The 69-year-old former first lady, New York senator and secretary of state may have a solid resume, but she’s been dogged by federal probes into her handling of classified e-mails, questions about her family’s foundation and public doubts about her trustworthiness.

Her rival, Republican real estate magnate and reality television star Donald Trump, defeated 16 primary opponents and promises to “drain the swamp” of Washington corruption.

Yet Trump, 70, has faced withering criticism for his treatment of women and denunciations of immigrants. At times he fought with fellow Republicans as much as Democrats.

The campaigns drew very different visions of the US: Clinton cast herself as an optimist and unifier who will build on the economic growth of President Barack Obama’s administration.

Trump, meanwhile, portrayed himself as the saviour of a nation hobbled by bad trade deals, declining manufacturing and beset by illegal immigration and terrorist threats. He promises to “make America great again.”

Most polling stations on the US east coast start opening at 7am. The key battleground states of Pennsylvania, North Carolina and Florida will be among the first to close. And despite the divided political climate in America, the candidates will be near each other on election eve: both campaigns plan victory parties in Manhattan.
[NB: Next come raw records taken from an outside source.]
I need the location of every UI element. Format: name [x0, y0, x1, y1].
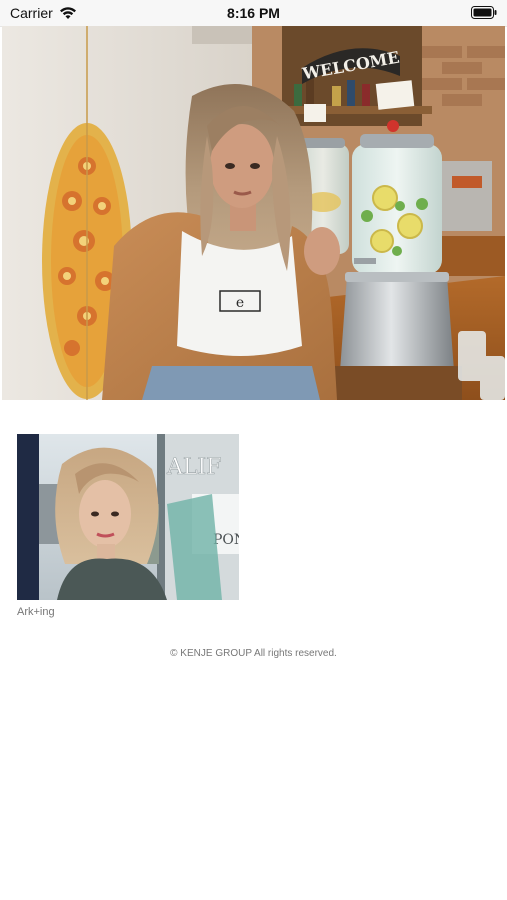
- svg-text:PON: PON: [213, 532, 239, 548]
- salon-name[interactable]: Ark+ing: [17, 606, 239, 618]
- salon-thumbnail[interactable]: ALIF PON: [17, 434, 239, 600]
- hero-image: WELCOME e: [2, 26, 505, 400]
- svg-text:ALIF: ALIF: [166, 455, 221, 480]
- battery-icon: [471, 6, 497, 19]
- svg-text:e: e: [236, 295, 244, 311]
- status-time: 8:16 PM: [227, 5, 280, 21]
- status-bar: Carrier 8:16 PM: [0, 0, 507, 27]
- salon-card[interactable]: ALIF PON Ark+ing: [17, 434, 239, 618]
- footer-copyright: © KENJE GROUP All rights reserved.: [170, 648, 337, 659]
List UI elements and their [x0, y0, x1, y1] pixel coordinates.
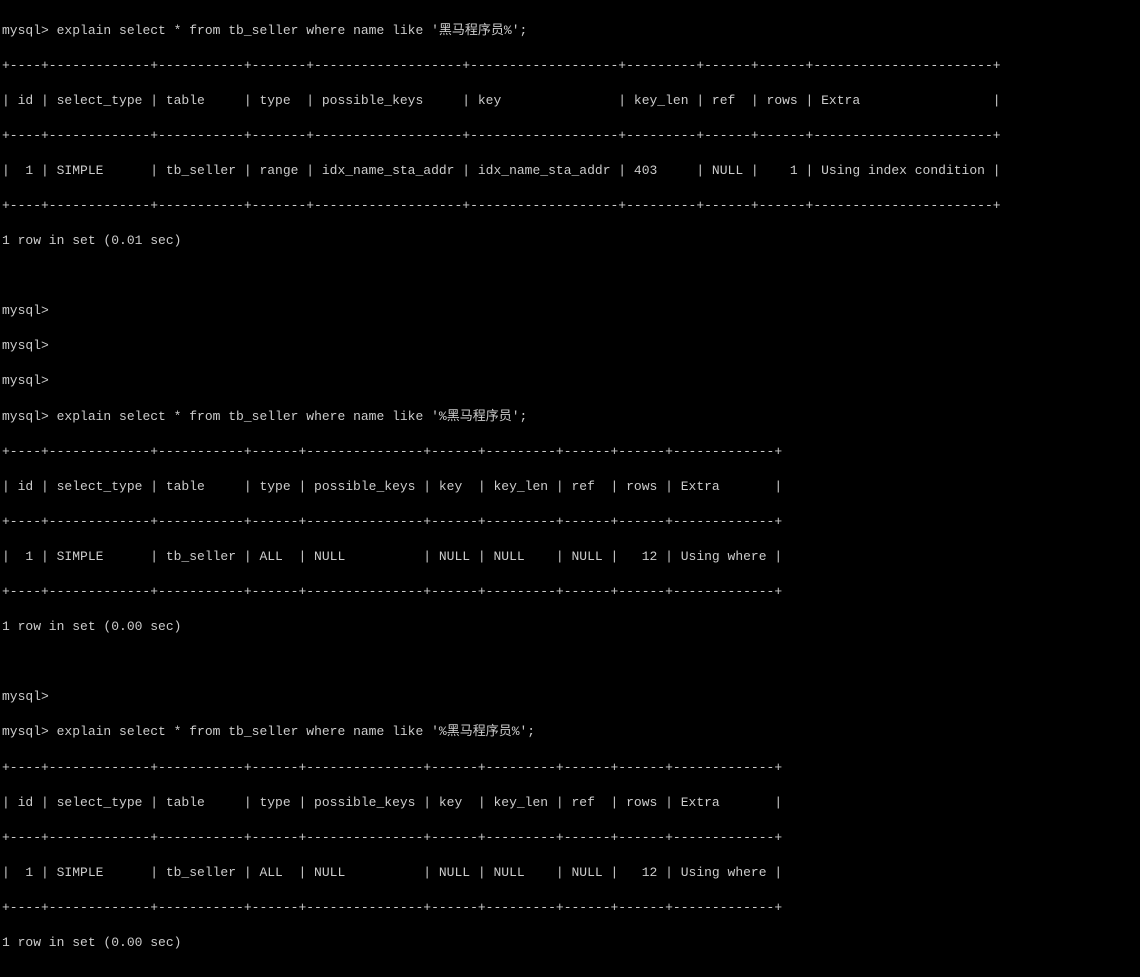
table-header: | id | select_type | table | type | poss…	[2, 478, 1138, 496]
table-border: +----+-------------+-----------+------+-…	[2, 829, 1138, 847]
table-header: | id | select_type | table | type | poss…	[2, 794, 1138, 812]
table-border: +----+-------------+-----------+-------+…	[2, 127, 1138, 145]
prompt-line[interactable]: mysql>	[2, 372, 1138, 390]
prompt-line[interactable]: mysql> explain select * from tb_seller w…	[2, 408, 1138, 426]
table-row: | 1 | SIMPLE | tb_seller | range | idx_n…	[2, 162, 1138, 180]
prompt-line[interactable]: mysql>	[2, 302, 1138, 320]
prompt: mysql>	[2, 724, 49, 739]
result-footer: 1 row in set (0.00 sec)	[2, 618, 1138, 636]
prompt: mysql>	[2, 23, 49, 38]
table-border: +----+-------------+-----------+------+-…	[2, 583, 1138, 601]
query-text: explain select * from tb_seller where na…	[57, 724, 535, 739]
prompt: mysql>	[2, 409, 49, 424]
table-border: +----+-------------+-----------+------+-…	[2, 443, 1138, 461]
table-row: | 1 | SIMPLE | tb_seller | ALL | NULL | …	[2, 864, 1138, 882]
blank-line	[2, 653, 1138, 671]
result-footer: 1 row in set (0.01 sec)	[2, 232, 1138, 250]
blank-line	[2, 267, 1138, 285]
prompt-line[interactable]: mysql> explain select * from tb_seller w…	[2, 723, 1138, 741]
query-text: explain select * from tb_seller where na…	[57, 23, 528, 38]
table-border: +----+-------------+-----------+------+-…	[2, 899, 1138, 917]
table-border: +----+-------------+-----------+------+-…	[2, 513, 1138, 531]
query-text: explain select * from tb_seller where na…	[57, 409, 528, 424]
result-footer: 1 row in set (0.00 sec)	[2, 934, 1138, 952]
prompt-line[interactable]: mysql> explain select * from tb_seller w…	[2, 22, 1138, 40]
table-row: | 1 | SIMPLE | tb_seller | ALL | NULL | …	[2, 548, 1138, 566]
table-border: +----+-------------+-----------+-------+…	[2, 57, 1138, 75]
terminal-output: mysql> explain select * from tb_seller w…	[0, 0, 1140, 977]
table-border: +----+-------------+-----------+------+-…	[2, 759, 1138, 777]
table-header: | id | select_type | table | type | poss…	[2, 92, 1138, 110]
table-border: +----+-------------+-----------+-------+…	[2, 197, 1138, 215]
prompt-line[interactable]: mysql>	[2, 688, 1138, 706]
prompt-line[interactable]: mysql>	[2, 337, 1138, 355]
Unlike previous years, when major news outlets held off on publishing results until polls closed, this election could see forecasts of the results coming out from startup companies while voters are still casting their ballots. Along with Florida and Pennsylvania, key states to watch include New Hampshire, Ohio and Nevada.

Clinton and Trump spent the final days of the campaign barnstorming battleground states as polls showed the race had tightened. Even so, state-by-state surveys suggest Clinton holds a narrow lead and remains favored to reach the 270 Electoral College votes she needs to claim victory.

“The choice in this election could not be clearer — it really is between division and unity, between strong and steady leadership and a loose cannon,” Clinton said at a rally yesterday in Pittsburgh before flying on to Michigan.

“We don’t have to accept a dark and divisive vision for America. Tomorrow you can vote for a hopeful, inclusive, big-hearted America.”